From: Own-race and own-species advantages in face perception: a computational view

Figure 2

Discrimination performances.

(A,D.) The performances on the human and the chimpanzee (A) as well as the Asian and Caucasian face data sets (D) are plotted. Notably, as expected, if the training set contained examples from only one species (A), the performance tested on the other species degraded. A similar effect was observed for races (D). (B,C.) Change of the species ratio in the train set (from 1 (only chimpanzees) to 0 (only humans)) versus number of used dimensions in the feature space. Performances in color-code. (B.) Tested on chimpanzee faces, (C.) Tested on human faces. Note that performance changes with the species ratio in the train set signifying the adaption of the recognition system to a change in the input distribution. “Old” faces get partly forgotten by this process (i.e. trained on humans, tested on chimpanzees is worse than trained on chimpanzees and tested on chimpanzees).

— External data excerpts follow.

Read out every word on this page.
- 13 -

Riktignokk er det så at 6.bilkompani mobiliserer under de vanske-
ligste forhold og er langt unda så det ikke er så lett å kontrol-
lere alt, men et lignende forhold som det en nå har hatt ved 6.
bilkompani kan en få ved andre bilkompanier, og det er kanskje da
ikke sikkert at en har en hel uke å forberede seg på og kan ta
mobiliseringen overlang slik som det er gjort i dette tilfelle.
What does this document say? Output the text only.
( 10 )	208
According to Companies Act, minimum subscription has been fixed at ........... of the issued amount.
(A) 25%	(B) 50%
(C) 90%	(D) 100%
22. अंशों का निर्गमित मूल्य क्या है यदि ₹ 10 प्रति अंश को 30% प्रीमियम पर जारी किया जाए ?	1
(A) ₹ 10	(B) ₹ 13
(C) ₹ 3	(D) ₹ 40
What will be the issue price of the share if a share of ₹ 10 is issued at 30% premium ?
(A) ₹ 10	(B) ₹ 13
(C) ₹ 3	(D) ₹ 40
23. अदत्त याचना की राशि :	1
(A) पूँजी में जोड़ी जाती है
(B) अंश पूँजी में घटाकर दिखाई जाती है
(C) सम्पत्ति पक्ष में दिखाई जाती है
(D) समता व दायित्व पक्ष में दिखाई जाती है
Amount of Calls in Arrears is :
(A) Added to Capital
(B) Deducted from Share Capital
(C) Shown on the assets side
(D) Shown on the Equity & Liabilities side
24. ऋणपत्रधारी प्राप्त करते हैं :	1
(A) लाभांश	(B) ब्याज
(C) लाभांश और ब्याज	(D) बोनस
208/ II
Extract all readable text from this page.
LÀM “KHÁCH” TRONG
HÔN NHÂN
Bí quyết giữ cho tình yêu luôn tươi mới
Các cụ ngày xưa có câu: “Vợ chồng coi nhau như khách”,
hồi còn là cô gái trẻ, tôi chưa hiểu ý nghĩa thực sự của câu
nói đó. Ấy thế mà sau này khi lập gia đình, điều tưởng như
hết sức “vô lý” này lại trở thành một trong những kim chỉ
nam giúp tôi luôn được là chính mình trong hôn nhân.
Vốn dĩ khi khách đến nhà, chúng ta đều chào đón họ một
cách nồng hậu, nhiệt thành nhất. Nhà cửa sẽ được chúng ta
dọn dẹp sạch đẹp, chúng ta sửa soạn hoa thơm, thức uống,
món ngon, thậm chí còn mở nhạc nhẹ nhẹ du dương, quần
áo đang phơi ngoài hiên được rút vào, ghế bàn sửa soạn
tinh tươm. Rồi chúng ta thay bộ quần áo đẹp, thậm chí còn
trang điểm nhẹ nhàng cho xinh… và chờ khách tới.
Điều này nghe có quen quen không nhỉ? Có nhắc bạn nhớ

Accordingly, figures (E,F) show the change of race ratio in the train set versus number of used dimensions in the feature space. (G.) Cross-validation: The performances on the race comparison (left panel) as well as the species comparison (right panel) are plotted. In addition, performances on second other-class faces are shown in green boxplots. Notably, face samples come from both face databases (see methods) and y-axis label of (A, D and G) do not correspond.